Lo malo de estar tanto tiempo solo, es que después te acostumbras y ya no quieres estar con nadie más. Por lo menos es lo que a mí me está pasando. Me he hecho a ver mi cara de sapo, a meterme en la cama solo, a dormir abrazado a la almohada y hasta a darme un beso de buenas noches. Yo solo con mis manías desquiciadas, yo solo con mis pobres argumentos de viejo villano y desquiciado, yo solo ante mis paupérrimas dudas que no hacen dudar a nadie, salvo a mí mismo.

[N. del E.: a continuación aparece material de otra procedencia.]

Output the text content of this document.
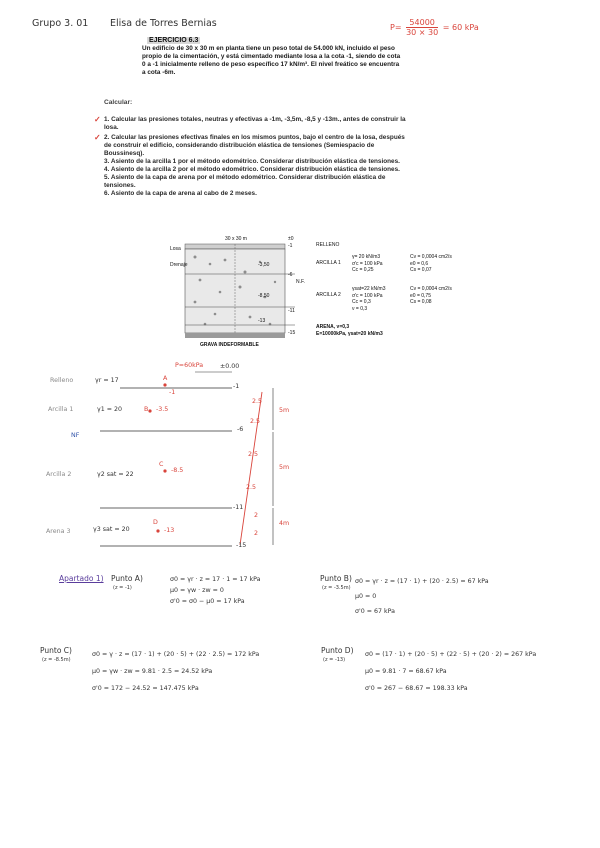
Grupo 3. 01 Elisa de Torres Bernias	$P= \frac{54000}{30 \times 30} = 60$ kPa
EJERCICIO 6.3
Un edificio de 30 x 30 m en planta tiene un peso total de 54.000 kN, incluido el peso
propio de la cimentación, y está cimentado mediante losa a la cota -1, siendo de cota
0 a -1 inicialmente relleno de peso específico 17 kN/m³. El nivel freático se encuentra
a cota -6m.
Calcular:
✓ 1. Calcular las presiones totales, neutras y efectivas a -1m, -3,5m, -8,5 y -13m., antes de construir la
losa.
✓ 2. Calcular las presiones efectivas finales en los mismos puntos, bajo el centro de la losa, después
de construir el edificio, considerando distribución elástica de tensiones (Semiespacio de
Boussinesq).
3. Asiento de la arcilla 1 por el método edométrico. Considerar distribución elástica de tensiones.
4. Asiento de la arcilla 2 por el método edométrico. Considerar distribución elástica de tensiones.
5. Asiento de la capa de arena por el método edométrico. Considerar distribución elástica de
tensiones.
6. Asiento de la capa de arena al cabo de 2 meses.
30 x 30 m
Losa
Drenaje
±0
-1
-3,50
-6
N.F.
-8,50
-11
-13
-15
GRAVA INDEFORMABLE
RELLENO
ARCILLA 1
γ= 20 kN/m3
σ'c = 100 kPa
Cc = 0,25
Cv = 0,0004 cm2/s
e0 = 0,6
Cs = 0,07
ARCILLA 2
γsat=22 kN/m3
σ'c = 100 kPa
Cc = 0,3
ν = 0,3
Cv = 0,0004 cm2/s
e0 = 0,75
Cs = 0,08
ARENA, ν=0,3
E=10000kPa, γsat=20 kN/m3
P=60kPa	±0.00
Relleno	γr = 17
Arcilla 1	γ1 = 20
NF
Arcilla 2	γ2 sat = 22
Arena 3	γ3 sat = 20
A
-1
B -3.5
C
-8.5
D
-13
-1
-6
-11
-15
2.5
2.5
2.5
2.5
2
2
5m
5m
4m
Apartado 1) Punto A)
(z = -1)
σ0 = γr · z = 17 · 1 = 17 kPa
μ0 = γw · zw = 0
σ'0 = σ0 − μ0 = 17 kPa
Punto B)
(z = -3.5m)
σ0 = γr · z = (17 · 1) + (20 · 2.5) = 67 kPa
μ0 = 0
σ'0 = 67 kPa
Punto C)
(z = -8.5m)
σ0 = γ · z = (17 · 1) + (20 · 5) + (22 · 2.5) = 172 kPa
μ0 = γw · zw = 9.81 · 2.5 = 24.52 kPa
σ'0 = 172 − 24.52 = 147.475 kPa
Punto D)
(z = -13)
σ0 = (17 · 1) + (20 · 5) + (22 · 5) + (20 · 2) = 267 kPa
μ0 = 9.81 · 7 = 68.67 kPa
σ'0 = 267 − 68.67 = 198.33 kPa
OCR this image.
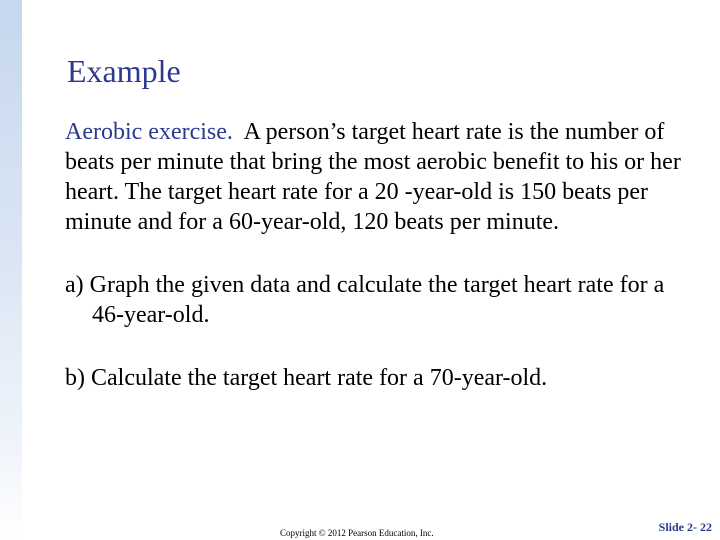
Example

Aerobic exercise. A person’s target heart rate is the number of beats per minute that bring the most aerobic benefit to his or her heart. The target heart rate for a 20 -year-old is 150 beats per minute and for a 60-year-old, 120 beats per minute.

a) Graph the given data and calculate the target heart rate for a 46-year-old.

b) Calculate the target heart rate for a 70-year-old.

Copyright © 2012 Pearson Education, Inc.	Slide 2- 22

Y dicen que eso no es bueno, porque acabarás como un reptil que se retuerce sobre si mismo. Bueno, lo que digan los demás, me importa una mierda, pero algo de razón si tienen, porque voy cogiendo manías que rozan lo paranoico. Y lo peor de todo, es que entre el surtido de mis deseos está, el aislarme más y más y el que nadie me moleste nunca más. Y así puestos, puede llegar el momento, en que me moleste todo, desde una voz hasta un chillido de un niño, desde una tos hasta que alguien estornude cerca de mí.
Yo que sé, visto así el tema, me veo encerrado en la torre de un castillo y siempre con el ojo avizor. Desconfiado y huraño, malhumorado o cabreado, amordazado por mis propios pensamientos y por el retorcimiento de mis intestinos por la vejez pero también por el mal comer. Bueno, a veces me veo así, como me puedo ver como el rey sol, dominando el mundo y todos juntos bailando alrededor de una utopía. Depende del día lo veré de una u otra manera.